La police vénézuélienne a dispersé mardi à Caracas une manifestation de l’opposition contre Nicolas Maduro à laquelle avait appelé Juan Guaido, dans l’espoir de raviver le mouvement de protestation contre le président socialiste et exiger une nouvelle élection présidentielle.
En début de soirée, l’opposition a dénoncé l’arrestation d’un député d’opposition, Renzo Prieto, appréhendé par les FAES, un corps controversé de la police vénézuélienne, quelques heures après la manifestation. De même source, deux autres députés d’opposition ont été brièvement arrêtés puis relâchés.
Plus tôt dans la journée, quelques milliers de manifestants anti-Maduro s’étaient élancés d’une place dans l’Est de Caracas pour rejoindre l’Assemblée nationale, avec Juan Guaido en tête de cortège.
Mais peu de temps après le début de la manifestation, la Police nationale bolivarienne (PNB) a bloqué le cortège. Juan Guaido a tenté d’entamer un dialogue avec les agents qui ont alors tiré du gaz lacrymogène pour disperser la manifestation, selon un journaliste de l’AFP.
Certains manifestants ont répondu en lançant des pierres et des bâtons en direction des agents.
« Tout cela me fait mal, mais je me sens encore plus valeureuse, j’ai encore plus envie de continuer à protester », a dit à l’AFP Katherine Croquer, une manifestante de 54 ans.
Les manifestants comptaient se diriger vers le siège du Parlement pour exiger une nouvelle élection présidentielle et faire entendre leurs revendications sociales et économiques.
Le Parlement unicaméral est l’unique organe aux mains de l’opposition au président Maduro, mais ses décisions sont systématiquement annulées par la Cour suprême.
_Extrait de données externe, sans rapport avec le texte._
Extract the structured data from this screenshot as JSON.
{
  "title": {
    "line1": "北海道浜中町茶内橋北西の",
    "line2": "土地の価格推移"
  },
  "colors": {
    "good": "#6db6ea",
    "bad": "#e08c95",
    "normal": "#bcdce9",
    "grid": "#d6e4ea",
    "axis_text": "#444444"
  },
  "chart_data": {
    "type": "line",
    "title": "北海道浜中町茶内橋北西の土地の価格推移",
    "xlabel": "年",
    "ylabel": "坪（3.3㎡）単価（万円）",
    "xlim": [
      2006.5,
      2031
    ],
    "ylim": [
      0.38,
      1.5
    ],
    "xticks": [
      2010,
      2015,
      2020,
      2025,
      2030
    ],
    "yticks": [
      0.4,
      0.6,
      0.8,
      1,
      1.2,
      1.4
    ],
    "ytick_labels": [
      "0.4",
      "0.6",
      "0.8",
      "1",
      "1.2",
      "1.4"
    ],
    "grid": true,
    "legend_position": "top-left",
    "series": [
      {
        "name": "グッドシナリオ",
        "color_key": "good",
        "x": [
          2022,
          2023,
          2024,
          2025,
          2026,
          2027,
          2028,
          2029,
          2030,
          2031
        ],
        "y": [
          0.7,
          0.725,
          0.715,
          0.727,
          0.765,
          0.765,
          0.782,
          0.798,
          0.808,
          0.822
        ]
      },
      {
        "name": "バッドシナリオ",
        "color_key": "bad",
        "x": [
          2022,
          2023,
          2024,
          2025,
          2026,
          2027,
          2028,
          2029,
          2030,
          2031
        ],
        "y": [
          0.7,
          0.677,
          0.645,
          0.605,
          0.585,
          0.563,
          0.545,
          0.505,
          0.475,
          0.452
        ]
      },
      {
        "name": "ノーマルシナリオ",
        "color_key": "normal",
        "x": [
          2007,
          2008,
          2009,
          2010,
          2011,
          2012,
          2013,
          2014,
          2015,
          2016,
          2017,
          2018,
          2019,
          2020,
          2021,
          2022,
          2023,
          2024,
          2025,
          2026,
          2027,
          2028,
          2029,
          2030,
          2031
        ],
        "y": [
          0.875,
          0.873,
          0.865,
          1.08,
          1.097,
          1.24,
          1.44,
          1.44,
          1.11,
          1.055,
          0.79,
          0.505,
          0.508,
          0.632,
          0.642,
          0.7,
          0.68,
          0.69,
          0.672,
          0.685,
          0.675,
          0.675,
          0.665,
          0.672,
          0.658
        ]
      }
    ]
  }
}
Juan Guaido a été réélu à sa tête en janvier avec les seules voix de l’opposition, mais le pouvoir chaviste n’a pas reconnu cette élection.
-« Selfie »-
Empêchés de s’approcher du Parlement, Juan Guaido, des élus d’opposition et des sympathisants se sont finalement rendus sur une place à quelques centaines de mètres de là et ont organisé une séance de l’Assemblée nationale. Les élus ont approuvé un texte qui exige la tenue d’une nouvelle élection présidentielle, deux ans après le scrutin « frauduleux », selon eux, qui a permis à Nicolas Maduro de se maintenir au pouvoir.
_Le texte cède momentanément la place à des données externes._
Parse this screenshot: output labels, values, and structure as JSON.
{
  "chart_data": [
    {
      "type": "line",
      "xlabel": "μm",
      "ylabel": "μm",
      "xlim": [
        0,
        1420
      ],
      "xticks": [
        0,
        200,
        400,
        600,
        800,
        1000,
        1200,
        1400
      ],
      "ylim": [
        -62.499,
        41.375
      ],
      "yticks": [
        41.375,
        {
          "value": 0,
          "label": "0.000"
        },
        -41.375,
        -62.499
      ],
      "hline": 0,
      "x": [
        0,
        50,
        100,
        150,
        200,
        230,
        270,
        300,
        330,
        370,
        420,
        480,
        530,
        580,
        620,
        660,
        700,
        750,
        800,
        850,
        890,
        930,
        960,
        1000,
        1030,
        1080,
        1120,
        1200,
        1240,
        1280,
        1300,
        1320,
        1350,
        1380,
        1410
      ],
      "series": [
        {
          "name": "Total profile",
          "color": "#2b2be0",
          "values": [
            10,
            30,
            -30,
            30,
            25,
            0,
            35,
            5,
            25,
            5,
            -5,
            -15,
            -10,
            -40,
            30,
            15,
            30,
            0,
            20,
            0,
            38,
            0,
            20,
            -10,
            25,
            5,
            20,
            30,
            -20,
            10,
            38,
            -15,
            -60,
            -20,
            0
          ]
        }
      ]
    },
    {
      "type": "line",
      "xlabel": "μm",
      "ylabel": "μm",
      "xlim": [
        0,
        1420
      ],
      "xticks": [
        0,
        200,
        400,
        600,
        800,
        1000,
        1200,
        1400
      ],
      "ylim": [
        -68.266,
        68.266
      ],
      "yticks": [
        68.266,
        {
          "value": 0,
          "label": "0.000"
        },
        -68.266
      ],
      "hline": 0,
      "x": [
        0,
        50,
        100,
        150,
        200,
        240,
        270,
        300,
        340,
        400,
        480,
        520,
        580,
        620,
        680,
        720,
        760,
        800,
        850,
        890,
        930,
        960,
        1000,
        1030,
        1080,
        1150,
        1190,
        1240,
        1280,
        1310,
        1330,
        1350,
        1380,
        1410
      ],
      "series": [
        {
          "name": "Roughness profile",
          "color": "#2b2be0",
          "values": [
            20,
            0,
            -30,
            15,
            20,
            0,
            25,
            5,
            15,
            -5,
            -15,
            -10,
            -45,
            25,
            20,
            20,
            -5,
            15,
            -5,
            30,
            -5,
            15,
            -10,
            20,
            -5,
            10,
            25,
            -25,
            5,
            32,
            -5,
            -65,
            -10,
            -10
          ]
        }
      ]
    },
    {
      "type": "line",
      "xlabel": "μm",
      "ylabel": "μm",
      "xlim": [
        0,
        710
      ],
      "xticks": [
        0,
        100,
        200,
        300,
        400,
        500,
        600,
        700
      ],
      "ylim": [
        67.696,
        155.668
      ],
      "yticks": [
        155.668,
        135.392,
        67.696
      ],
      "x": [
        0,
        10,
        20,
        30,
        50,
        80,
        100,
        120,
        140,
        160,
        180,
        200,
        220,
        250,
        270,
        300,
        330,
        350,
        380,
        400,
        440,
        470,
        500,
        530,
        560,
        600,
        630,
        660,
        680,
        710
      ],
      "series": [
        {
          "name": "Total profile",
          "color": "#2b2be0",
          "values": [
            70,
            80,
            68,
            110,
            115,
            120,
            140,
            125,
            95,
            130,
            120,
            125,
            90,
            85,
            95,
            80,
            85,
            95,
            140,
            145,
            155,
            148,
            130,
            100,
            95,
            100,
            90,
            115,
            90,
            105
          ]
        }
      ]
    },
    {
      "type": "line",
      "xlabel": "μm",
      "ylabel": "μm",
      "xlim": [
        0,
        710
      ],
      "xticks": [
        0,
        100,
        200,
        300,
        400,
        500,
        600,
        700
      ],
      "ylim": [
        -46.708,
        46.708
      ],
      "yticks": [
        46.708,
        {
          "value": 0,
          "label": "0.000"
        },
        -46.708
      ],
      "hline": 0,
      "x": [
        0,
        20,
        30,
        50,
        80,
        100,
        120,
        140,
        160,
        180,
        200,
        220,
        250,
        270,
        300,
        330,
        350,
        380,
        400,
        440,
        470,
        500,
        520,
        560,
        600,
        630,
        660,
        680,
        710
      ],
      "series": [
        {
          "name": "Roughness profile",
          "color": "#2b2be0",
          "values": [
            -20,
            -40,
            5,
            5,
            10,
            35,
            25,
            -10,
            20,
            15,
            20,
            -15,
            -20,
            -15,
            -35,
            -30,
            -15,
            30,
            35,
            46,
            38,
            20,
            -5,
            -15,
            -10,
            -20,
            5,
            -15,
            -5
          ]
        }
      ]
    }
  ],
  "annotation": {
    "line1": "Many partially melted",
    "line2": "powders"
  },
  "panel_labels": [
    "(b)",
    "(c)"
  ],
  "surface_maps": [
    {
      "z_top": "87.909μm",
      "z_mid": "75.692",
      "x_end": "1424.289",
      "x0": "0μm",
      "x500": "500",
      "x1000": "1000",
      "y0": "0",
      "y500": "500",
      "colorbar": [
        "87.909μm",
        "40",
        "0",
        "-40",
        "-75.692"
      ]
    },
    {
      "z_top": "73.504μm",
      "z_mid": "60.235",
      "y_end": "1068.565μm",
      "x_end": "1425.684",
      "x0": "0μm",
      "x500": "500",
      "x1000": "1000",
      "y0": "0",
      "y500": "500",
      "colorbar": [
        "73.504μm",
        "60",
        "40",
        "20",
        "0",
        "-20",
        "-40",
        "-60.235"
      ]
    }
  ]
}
« N’ayez pas peur », a lancé Juan Guaido à la foule.
Au même moment, plusieurs milliers de personnes s’étaient réunies à l’appel du pouvoir pour une « contre-manifestation » dans le centre de Caracas avec comme mot d’ordre la « défense de la souveraineté » du Venezuela face aux « agressions » économiques du président américain Donald Trump.
Washington, principal soutien de Juan Guaido à l’international, a pris un éventail de sanctions pour accentuer la pression sur Nicolas Maduro que l’opposant tente, en vain, d’évincer depuis un peu plus d’un an.
Diosdado Cabello, numéro deux du PSUV, le parti présidentiel, a ironisé sur les élus d’opposition dont la manifestation a été dispersée par la police. « Ils ont commis des actes de violence pour une photo. Ils pensent qu’en prenant un +selfie+ ils vont réussir à renverser le gouvernement révolutionnaire », a-t-il dit.
Avec cette nouvelle mobilisation, Juan Guaido, que près d’une soixantaine de pays reconnaissent comme président par intérim, comptait relancer le mouvement de protestation contre le chef de l’Etat qu’il qualifie de « dictateur ».
Ces derniers mois, ses appels à manifester ont rencontré un écho bien moindre que début 2019, lorsque des dizaines de milliers de Vénézuéliens se mobilisaient chaque semaine.
Il s’agit de la première manifestation d’envergure de l’opposition depuis le retour mi-février de Juan Guaido d’une tournée internationale au cours de laquelle Donald Trump et le président français Emmanuel Macron, entre autres, lui ont réitéré leur soutien.
De son côté, Nicolas Maduro a toujours l’appui de la Russie, de Cuba, de la Chine et de l’état-major de l’armée, clef de voûte du système politique vénézuélien.
« La situation (du Venezuela) est catastrophique. Les droits des travailleurs ne sont pas respectés, nous exigeons que cela change », a déclaré Ofelia Rivera, 58 ans, une éducatrice à la retraite interrogée par l’AFP avant le début de la manifestation à Caracas.
Le Venezuela traverse la pire crise de son histoire récente, avec, entre autres maux, des pénuries de médicaments et une hyperinflation qui a atteint 9.585,5% en 2019, selon la Banque centrale.
D’après la Haut-Commissaire de l’ONU aux droits de l’homme Michelle Bachelet, 4,9 millions de personnes ont « abandonné » le Venezuela, qui compte 30 millions d’habitants, depuis fin 2015.